The ocean's biological pump regulates atmospheric carbon dioxide levels and climate by transferring organic carbon produced at the surface by phytoplankton to the ocean interior via marine snow, where the organic carbon is consumed and respired by marine microorganisms. This surface to deep transport is usually described by a power law relationship of sinking particle concentration with depth. Uncertainty in biological pump strength can be related to different variable values (parametric uncertainty) or the underlying equations (structural uncertainty) that describe organic matter export. In 2021, Lauderdale evaluated structural uncertainty using an ocean biogeochemistry model by systematically substituting six alternative remineralisation profiles fit to a reference power-law curve. Structural uncertainty makes a substantial contribution, about one-third in atmospheric pCO_{2} terms, to the total uncertainty of the biological pump, highlighting the importance of improving biological pump characterisation from observations and its mechanistic inclusion in climate models.

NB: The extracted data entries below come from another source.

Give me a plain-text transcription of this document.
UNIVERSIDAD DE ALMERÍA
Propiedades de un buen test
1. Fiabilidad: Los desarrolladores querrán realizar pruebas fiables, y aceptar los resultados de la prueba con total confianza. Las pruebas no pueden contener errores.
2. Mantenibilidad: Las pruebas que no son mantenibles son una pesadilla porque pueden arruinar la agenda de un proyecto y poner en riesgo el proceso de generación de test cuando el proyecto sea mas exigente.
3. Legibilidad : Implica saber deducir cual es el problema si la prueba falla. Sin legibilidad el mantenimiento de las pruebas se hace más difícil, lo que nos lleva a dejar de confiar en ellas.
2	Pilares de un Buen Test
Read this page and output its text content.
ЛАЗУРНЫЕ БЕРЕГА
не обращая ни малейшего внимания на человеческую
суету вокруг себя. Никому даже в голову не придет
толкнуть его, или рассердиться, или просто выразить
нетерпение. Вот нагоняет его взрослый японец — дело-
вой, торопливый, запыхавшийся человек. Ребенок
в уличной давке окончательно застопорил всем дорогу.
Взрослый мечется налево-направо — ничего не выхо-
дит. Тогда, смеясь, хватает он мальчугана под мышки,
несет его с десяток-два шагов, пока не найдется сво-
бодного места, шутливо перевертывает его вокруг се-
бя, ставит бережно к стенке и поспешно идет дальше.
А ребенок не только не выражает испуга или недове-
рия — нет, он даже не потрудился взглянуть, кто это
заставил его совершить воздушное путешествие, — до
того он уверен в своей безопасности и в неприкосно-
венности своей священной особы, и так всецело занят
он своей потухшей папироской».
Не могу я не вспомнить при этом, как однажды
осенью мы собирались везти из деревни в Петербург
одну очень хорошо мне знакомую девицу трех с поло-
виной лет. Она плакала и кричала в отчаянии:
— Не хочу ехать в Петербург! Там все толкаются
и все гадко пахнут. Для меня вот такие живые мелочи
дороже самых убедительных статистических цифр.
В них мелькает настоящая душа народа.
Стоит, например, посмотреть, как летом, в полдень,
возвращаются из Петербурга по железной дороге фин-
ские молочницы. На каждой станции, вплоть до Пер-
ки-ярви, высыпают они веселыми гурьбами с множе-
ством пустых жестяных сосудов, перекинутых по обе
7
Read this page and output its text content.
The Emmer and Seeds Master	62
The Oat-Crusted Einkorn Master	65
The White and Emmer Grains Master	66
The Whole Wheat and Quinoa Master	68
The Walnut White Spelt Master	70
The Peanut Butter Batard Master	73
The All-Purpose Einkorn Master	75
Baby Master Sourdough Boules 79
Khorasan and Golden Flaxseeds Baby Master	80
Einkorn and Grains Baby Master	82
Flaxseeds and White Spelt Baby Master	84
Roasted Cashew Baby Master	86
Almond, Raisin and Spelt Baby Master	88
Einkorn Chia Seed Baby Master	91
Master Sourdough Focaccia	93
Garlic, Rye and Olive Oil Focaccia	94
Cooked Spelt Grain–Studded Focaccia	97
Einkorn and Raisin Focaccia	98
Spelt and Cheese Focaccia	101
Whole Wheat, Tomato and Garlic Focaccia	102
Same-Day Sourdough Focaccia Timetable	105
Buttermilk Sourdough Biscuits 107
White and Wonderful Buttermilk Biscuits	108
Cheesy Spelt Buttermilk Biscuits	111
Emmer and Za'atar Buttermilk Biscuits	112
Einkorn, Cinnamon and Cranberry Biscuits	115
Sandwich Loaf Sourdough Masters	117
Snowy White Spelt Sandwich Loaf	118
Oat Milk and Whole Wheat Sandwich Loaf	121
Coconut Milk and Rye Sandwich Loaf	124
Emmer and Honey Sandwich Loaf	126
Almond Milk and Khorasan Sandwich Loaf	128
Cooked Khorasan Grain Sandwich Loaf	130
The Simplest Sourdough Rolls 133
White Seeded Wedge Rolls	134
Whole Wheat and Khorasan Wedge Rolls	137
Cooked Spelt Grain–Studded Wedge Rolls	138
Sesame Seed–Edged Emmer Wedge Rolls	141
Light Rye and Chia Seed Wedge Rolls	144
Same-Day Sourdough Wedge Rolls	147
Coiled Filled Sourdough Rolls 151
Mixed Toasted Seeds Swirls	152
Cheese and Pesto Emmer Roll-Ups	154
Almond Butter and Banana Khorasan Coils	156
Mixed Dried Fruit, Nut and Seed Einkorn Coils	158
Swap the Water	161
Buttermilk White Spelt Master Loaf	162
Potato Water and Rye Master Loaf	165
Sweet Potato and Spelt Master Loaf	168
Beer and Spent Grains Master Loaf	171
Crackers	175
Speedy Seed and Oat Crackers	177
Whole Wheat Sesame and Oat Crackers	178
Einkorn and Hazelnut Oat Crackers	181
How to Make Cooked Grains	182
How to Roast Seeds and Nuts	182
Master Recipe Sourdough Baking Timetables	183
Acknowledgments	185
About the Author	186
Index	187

Carbon and nutrients are consumed by phytoplankton in the surface ocean during primary production, leading to a downward flux of organic matter. This "marine snow" is transformed, respired, and degraded by heterotrophic organisms in deeper waters, ultimately releasing those constituents back into dissolved inorganic form. Oceanic overturning and turbulent mixing return resource-rich deep waters back to the sunlit surface layer, sustaining global ocean productivity. The biological pump maintains this vertical gradient in nutrients through uptake, vertical transport, and remineralisation of organic matter, storing carbon in the deep ocean that is isolated from the atmosphere on centennial and millennial timescales, lowering atmospheric CO_{2} levels by several hundred microatmospheres. The biological pump resists simple mechanistic characterisation due to the complex suite of biological, chemical, and physical processes involved, so the fate of exported organic carbon is typically described using a depth-dependent profile to evaluate the degradation of sinking particulate matter.